The scene unfolding at a secret military base 50 miles from the Mexican border reads like a techno-thriller, but it's very real. Anduril, the defense contractor founded by Palmer Luckey, just proved that large language models can control swarms of killer drones with chilling efficiency.
During a classified demonstration, four prototype fighter jets codenamed "Mustang" appeared on the horizon over the Texas desert. When a simulated Chinese J-20 stealth fighter appeared on radar screens, a simple voice command - "Mustang intercept" - set everything in motion. An AI model similar to the one powering ChatGPT parsed the order, coordinated with the drones, and responded in a calm female voice: "Mustang collapsing." Within minutes, the autonomous aircraft had converged on their target and destroyed it with virtual missiles.
This isn't just another military tech demo. It represents a fundamental shift in how the Pentagon thinks about AI warfare. Anduril is developing a full-scale autonomous fighter called Fury through the Air Force's Collaborative Combat Aircraft program, designed to fly alongside human pilots as an AI wingman. The company calls it "Sergeant Chatbot at your service."
The timing couldn't be more significant. Federal AI contract funding exploded by 1,200% between August 2022 and August 2023, according to a Brookings Institution report. The Department of Defense drove most of that spending surge. Now, President Trump's administration is doubling down with the first-ever dedicated AI allocation in the defense budget - $13.4 billion for AI and autonomy in 2026.
That massive funding shift has Silicon Valley's biggest players scrambling for their piece of the military AI pie. This year alone, OpenAI, Google, Anthropic, and xAI each secured military contracts worth up to $200 million.
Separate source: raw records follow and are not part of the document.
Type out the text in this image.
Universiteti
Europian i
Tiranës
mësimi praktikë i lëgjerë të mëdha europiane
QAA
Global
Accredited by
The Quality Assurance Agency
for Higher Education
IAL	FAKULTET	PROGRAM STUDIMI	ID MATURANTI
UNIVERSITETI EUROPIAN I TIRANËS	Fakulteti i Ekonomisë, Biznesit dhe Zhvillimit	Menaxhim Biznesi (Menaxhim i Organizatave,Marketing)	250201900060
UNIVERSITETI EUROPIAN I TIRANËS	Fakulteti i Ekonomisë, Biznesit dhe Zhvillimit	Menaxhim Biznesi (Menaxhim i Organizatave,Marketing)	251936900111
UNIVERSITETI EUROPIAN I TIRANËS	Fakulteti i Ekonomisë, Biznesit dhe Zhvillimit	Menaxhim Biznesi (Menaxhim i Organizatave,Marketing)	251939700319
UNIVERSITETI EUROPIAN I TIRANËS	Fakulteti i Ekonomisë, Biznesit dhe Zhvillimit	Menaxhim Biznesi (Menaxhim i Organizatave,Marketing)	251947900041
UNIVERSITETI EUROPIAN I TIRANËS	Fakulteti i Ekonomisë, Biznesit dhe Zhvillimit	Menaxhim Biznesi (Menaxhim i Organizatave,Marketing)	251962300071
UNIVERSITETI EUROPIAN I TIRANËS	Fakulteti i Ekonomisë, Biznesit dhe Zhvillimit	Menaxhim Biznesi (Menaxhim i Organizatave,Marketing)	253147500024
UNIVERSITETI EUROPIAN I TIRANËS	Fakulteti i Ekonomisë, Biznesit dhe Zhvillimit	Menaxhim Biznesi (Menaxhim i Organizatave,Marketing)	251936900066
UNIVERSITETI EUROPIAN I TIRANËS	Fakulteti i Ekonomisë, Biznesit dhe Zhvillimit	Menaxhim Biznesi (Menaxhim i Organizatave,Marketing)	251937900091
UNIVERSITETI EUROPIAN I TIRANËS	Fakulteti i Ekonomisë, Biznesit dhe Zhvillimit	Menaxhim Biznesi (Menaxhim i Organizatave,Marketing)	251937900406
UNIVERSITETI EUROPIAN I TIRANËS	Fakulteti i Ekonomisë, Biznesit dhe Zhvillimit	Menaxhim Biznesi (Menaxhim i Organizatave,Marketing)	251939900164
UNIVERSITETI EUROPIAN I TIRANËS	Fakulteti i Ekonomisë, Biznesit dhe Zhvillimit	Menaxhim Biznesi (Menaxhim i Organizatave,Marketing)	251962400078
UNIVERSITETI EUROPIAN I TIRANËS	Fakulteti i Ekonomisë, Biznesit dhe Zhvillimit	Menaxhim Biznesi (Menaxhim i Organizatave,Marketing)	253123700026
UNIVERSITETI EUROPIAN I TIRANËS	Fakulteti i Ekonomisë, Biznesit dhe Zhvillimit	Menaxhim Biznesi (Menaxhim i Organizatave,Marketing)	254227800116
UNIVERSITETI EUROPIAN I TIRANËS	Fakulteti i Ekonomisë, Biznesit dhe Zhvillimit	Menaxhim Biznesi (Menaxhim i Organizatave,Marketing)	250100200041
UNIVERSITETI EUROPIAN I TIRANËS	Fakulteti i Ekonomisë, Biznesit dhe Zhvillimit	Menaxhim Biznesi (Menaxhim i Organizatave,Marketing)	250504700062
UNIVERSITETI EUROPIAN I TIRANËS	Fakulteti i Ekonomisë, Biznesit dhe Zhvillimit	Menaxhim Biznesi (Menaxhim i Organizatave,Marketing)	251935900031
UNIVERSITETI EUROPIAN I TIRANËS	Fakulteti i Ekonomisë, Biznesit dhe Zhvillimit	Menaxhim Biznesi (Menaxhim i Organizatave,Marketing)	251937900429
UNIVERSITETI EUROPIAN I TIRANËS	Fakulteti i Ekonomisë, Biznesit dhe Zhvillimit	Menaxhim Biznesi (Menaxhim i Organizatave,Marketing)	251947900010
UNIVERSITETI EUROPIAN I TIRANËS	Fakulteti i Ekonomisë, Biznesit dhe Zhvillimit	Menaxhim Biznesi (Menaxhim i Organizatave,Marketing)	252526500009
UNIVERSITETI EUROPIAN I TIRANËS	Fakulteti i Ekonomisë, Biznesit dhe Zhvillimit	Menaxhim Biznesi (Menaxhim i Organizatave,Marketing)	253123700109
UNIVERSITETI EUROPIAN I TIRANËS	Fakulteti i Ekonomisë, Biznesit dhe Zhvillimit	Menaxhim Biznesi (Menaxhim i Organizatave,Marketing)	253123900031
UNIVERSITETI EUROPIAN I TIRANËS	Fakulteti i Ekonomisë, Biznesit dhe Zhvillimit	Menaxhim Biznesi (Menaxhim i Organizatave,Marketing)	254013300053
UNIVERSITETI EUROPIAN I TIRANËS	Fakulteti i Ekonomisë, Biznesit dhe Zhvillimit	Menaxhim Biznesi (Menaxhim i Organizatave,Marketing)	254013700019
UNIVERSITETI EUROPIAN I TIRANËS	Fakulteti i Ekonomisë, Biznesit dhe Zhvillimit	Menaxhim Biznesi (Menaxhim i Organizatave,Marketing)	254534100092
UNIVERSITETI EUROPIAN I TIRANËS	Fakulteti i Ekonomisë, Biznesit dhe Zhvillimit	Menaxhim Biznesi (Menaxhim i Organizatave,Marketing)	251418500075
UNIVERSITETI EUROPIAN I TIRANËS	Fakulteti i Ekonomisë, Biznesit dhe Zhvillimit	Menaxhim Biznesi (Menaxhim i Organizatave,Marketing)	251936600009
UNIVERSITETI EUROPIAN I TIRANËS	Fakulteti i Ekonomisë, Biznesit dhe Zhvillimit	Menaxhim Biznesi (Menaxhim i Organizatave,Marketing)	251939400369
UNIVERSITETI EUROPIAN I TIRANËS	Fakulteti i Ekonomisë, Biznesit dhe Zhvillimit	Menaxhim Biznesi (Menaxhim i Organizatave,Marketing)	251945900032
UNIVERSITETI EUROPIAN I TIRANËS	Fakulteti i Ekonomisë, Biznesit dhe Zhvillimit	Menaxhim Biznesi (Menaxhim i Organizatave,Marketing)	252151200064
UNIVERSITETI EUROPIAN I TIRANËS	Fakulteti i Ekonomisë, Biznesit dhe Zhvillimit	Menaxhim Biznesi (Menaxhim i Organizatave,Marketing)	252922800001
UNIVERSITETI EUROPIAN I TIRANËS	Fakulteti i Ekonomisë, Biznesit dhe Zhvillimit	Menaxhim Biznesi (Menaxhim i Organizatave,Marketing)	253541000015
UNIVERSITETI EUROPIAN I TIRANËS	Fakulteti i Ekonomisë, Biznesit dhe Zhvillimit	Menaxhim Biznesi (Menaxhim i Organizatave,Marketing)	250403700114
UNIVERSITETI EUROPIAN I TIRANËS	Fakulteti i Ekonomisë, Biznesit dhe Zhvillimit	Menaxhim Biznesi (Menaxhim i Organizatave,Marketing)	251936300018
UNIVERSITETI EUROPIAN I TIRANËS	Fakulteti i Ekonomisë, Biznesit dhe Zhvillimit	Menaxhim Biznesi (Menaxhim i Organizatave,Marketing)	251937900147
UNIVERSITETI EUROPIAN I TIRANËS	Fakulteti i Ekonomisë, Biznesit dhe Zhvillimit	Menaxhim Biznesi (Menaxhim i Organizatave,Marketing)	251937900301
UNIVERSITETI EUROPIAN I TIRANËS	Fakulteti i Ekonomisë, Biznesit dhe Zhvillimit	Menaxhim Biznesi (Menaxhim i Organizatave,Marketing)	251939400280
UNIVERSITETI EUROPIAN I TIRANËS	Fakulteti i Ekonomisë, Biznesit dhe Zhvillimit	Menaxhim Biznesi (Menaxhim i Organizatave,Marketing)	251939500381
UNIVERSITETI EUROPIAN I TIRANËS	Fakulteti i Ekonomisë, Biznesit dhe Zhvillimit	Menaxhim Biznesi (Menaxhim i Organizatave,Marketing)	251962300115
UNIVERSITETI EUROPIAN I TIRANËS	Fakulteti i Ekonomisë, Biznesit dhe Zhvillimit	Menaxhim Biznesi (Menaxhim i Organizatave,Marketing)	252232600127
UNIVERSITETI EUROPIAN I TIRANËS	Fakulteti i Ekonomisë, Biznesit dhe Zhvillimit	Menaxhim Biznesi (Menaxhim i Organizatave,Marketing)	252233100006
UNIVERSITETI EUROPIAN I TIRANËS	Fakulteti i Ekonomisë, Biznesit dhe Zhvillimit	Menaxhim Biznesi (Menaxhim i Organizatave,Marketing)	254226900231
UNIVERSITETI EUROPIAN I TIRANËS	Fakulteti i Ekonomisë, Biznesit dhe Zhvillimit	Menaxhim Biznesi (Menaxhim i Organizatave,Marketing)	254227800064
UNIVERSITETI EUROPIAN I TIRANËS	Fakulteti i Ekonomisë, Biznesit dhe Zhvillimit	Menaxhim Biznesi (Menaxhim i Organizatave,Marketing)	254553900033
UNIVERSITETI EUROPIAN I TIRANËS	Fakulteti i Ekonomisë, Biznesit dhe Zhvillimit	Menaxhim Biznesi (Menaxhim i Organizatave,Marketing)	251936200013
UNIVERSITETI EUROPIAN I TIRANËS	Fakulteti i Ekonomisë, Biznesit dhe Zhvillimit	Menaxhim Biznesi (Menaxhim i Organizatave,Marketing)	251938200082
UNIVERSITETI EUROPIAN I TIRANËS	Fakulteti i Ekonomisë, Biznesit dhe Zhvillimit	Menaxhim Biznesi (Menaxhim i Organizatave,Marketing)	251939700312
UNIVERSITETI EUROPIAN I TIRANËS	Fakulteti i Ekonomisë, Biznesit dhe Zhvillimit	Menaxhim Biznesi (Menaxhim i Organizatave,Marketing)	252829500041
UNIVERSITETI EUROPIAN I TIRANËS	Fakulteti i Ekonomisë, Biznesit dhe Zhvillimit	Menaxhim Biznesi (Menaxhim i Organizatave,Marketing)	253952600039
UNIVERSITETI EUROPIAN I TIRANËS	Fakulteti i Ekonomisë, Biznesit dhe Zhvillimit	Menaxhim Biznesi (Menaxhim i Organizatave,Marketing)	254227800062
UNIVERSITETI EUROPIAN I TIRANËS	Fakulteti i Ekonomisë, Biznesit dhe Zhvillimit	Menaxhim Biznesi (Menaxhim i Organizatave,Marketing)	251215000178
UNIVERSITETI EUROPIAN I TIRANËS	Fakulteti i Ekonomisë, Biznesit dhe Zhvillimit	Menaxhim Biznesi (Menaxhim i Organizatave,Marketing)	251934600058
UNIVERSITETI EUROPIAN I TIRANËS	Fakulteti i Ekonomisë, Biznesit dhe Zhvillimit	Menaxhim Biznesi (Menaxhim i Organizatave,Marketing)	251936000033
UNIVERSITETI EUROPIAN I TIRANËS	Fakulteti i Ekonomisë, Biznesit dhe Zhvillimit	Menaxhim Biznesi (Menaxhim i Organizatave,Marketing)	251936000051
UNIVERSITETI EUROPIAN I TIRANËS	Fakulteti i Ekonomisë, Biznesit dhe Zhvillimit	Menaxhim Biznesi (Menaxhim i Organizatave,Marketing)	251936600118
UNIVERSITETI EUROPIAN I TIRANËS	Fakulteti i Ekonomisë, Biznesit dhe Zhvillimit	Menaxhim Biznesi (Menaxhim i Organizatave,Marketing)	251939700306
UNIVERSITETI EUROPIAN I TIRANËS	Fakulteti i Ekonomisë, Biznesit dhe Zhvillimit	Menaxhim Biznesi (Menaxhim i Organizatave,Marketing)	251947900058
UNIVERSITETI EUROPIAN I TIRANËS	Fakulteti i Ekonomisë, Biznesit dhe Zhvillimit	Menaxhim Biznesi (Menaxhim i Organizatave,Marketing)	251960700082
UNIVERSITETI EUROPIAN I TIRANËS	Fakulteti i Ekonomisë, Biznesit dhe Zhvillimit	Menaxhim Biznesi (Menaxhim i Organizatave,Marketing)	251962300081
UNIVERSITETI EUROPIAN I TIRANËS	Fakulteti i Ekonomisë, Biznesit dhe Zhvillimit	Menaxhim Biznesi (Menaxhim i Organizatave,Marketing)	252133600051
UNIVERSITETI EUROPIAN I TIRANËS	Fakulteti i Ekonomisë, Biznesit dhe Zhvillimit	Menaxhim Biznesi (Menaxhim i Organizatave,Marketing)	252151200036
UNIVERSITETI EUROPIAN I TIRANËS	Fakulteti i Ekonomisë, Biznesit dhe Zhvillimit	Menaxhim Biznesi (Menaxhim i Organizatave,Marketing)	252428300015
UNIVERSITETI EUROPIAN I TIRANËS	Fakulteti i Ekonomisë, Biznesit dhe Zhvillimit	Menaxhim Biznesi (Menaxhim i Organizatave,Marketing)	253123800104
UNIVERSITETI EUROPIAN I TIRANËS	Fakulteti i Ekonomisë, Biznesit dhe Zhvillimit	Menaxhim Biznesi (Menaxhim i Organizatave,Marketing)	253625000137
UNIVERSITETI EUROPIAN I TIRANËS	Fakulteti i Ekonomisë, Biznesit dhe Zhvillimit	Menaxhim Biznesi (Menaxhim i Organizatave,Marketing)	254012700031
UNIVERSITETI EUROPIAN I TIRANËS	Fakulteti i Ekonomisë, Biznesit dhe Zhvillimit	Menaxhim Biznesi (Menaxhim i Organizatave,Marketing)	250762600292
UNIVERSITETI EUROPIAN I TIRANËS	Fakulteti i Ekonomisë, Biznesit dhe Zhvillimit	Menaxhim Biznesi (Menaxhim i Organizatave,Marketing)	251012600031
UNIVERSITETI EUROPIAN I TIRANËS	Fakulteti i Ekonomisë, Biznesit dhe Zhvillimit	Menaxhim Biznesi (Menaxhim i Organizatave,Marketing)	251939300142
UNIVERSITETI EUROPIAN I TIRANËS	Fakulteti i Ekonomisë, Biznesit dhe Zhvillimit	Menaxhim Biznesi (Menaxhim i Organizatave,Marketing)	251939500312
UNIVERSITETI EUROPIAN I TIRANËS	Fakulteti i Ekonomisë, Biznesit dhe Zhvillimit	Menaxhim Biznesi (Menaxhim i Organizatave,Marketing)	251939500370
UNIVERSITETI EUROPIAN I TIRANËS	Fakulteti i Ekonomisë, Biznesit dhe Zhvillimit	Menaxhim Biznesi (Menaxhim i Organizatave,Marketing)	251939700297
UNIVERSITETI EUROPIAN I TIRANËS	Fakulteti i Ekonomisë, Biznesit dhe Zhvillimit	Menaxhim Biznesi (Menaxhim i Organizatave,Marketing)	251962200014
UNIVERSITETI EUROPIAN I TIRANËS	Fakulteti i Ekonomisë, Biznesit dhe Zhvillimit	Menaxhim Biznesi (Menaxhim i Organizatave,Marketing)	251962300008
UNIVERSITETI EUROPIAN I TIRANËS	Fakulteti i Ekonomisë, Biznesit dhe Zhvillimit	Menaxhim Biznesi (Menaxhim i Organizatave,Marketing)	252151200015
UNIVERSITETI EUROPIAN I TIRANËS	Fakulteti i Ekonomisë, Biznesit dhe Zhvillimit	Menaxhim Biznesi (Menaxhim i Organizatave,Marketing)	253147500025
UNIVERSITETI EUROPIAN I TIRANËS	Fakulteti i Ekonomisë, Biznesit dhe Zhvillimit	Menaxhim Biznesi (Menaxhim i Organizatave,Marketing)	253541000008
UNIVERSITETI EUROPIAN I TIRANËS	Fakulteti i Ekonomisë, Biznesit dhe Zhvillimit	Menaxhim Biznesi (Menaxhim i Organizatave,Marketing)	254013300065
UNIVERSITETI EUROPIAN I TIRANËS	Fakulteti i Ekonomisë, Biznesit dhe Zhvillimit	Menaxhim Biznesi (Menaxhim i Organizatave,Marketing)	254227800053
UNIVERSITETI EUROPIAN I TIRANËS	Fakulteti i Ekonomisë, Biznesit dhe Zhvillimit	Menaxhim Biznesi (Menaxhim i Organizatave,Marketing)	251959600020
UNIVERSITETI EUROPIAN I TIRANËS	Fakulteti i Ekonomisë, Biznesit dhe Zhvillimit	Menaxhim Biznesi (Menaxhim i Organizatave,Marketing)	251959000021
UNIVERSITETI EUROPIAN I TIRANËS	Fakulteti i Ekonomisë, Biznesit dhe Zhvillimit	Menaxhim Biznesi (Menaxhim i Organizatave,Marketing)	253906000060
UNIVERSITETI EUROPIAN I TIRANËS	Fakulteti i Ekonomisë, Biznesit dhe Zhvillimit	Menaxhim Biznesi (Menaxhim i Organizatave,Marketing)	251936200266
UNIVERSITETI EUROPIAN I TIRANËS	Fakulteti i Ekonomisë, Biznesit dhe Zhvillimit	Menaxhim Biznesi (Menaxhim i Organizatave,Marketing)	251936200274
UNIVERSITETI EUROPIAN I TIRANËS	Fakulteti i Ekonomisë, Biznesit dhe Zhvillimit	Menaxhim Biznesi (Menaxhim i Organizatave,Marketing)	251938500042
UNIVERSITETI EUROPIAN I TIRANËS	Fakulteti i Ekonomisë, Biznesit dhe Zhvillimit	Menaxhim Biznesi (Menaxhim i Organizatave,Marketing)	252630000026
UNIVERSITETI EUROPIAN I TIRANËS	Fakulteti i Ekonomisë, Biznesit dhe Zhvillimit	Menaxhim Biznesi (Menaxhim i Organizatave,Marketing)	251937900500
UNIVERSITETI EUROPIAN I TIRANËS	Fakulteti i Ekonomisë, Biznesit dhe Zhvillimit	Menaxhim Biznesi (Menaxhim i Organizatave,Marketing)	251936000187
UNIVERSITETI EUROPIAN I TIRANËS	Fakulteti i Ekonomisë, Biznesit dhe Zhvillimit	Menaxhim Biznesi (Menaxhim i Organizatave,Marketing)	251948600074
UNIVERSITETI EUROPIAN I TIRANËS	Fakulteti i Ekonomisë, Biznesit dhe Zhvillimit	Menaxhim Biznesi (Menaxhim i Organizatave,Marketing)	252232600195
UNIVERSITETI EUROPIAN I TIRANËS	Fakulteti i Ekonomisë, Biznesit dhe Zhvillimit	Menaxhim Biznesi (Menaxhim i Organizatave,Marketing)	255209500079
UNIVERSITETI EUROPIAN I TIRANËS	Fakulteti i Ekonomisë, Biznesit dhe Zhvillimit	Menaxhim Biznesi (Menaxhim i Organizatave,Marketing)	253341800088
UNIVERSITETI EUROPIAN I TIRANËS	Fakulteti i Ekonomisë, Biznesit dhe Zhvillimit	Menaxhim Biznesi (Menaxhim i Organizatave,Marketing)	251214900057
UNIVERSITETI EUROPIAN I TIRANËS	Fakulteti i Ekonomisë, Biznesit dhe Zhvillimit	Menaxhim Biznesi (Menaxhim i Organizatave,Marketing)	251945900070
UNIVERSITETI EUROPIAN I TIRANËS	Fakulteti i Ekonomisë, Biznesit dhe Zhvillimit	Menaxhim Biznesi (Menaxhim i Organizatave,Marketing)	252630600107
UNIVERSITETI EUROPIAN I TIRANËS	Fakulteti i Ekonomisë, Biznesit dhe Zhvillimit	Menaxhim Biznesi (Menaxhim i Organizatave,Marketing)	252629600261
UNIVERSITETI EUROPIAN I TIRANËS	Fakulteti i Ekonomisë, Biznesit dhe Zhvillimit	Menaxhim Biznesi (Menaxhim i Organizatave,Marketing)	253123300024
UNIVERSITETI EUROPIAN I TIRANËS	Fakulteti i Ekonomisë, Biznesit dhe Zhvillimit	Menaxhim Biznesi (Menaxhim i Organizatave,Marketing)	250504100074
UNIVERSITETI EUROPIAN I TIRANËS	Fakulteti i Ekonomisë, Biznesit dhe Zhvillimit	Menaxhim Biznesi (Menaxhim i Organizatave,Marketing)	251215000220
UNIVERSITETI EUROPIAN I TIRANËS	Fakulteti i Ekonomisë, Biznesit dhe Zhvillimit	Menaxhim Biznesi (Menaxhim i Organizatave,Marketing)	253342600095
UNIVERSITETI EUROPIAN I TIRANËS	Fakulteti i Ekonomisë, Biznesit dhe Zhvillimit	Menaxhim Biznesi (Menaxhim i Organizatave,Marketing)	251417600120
It's a dramatic reversal from 2018, when Google famously pulled out of Project Maven over employee objections to military AI development.
"The ambition that is a bit scary is that AI is so smart that it can prevent war or just fight and win it," Georgetown University AI researcher Emelia Probasco told . "Like some sort of magical fairy dust." She's not alone in that concern. Current LLMs remain too unreliable and unpredictable for direct control of lethal weapons systems.